Like it or not, ransomware is business. When business is booming for you, that’s when hackers and threat actors get to work and hope to catch you and your business at its most vulnerable. During major sales events such as the Easter Bank Holiday, Black Friday sales and Boxing Day sales there is a significant upsurge in virus infections and ransomware attacks.
Security researchers at ESET estimate that 93% of infections are spread by email. So, what do you need to do?
1. Forewarned is Forearmed
Simply letting your staff know that this is a vulnerable time may be enough. Having them spend a couple of weeks at a higher level of vigilance could get you through the vulnerable period. Stress to them that this is the time that need to be extra aware and ask them to take that extra second to think before clicking the email link. Double check that the supplier site they’re using is the genuine article and has an SSL padlock in the top corner. Is that USB stick you found in the car park truly safe?

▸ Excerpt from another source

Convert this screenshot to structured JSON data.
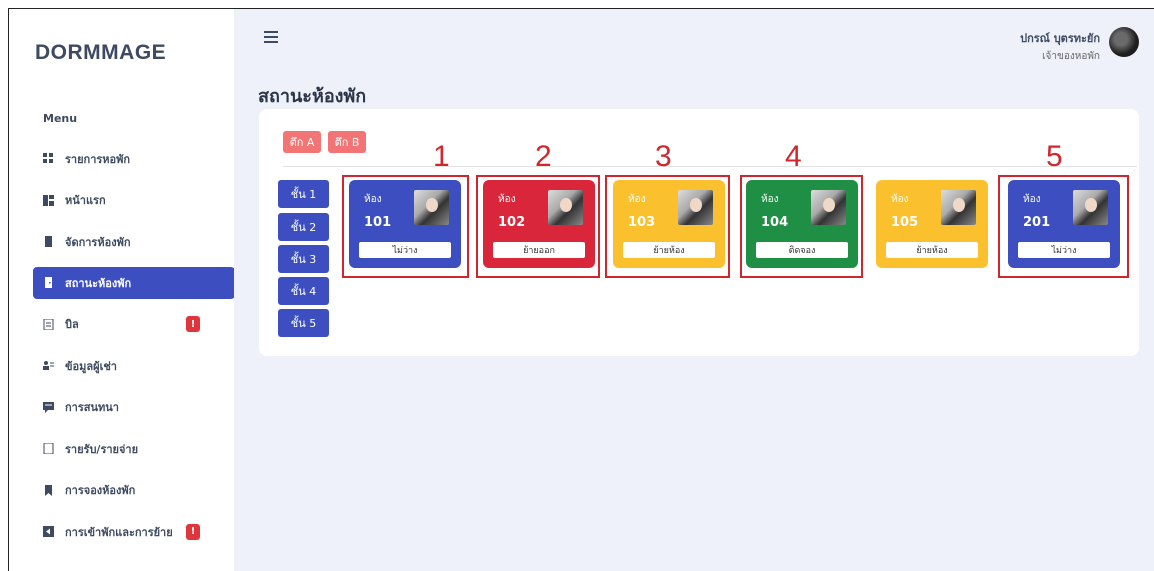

Look out for your co-workers, if they’re looking confused have a look yourself. If you’re in any doubt, contact your IT support. Better to have a 2 minute conversation than a 2 day recovery process.
2. Ensure Your Anti-Virus is up to Date
Don’t ignore that pop up that tells you your anti-virus is out of date and make sure it’s renewed in good time. No anti-virus can stop a determined thief, but failing to keep it up to date is leaving the door unlocked for them.
3. Backup Regularly
Should the worst happen, the only guaranteed way of recovering your data is to restore from backup. It cannot be stressed enough that paying the ransom is no guarantee that you’ll recover your data. Worse than that, the money funds further criminal activity and lets the attacker know that this kind of thing is worth their time.
Consider your current backup regime, do backups occur regularly enough? How much data can you afford to lose? How much effort would it be to re-do everything you did since last backup? Now go to the accounts department and ask the same question. Now HR. Now the MD.
4. Minimise Access
By only allowing users access only to what they need you can drastically reduce the impact of an attack. By locking access to folders by department, you can stop data loss beyond a particular set of folders. If your users are allowed to install software, ask whether they really need to. Could a super user account be used for software installs instead? Measures such as this can stop an infection dead in its tracks.
5. Consider Advanced Measures
There are other technologies out there that can help stop these events before they have chance to take hold. Next generation firewalls can act as an extra line of defence, scanning traffic on its way in and out of the network. Network monitoring tools can look for patterns of behaviour, stop them and send out alerts to your IT teams.
Remember, when you’re at your most stretched you’re at your most vulnerable. Cover your technical bases and watch your co-worker’s backs.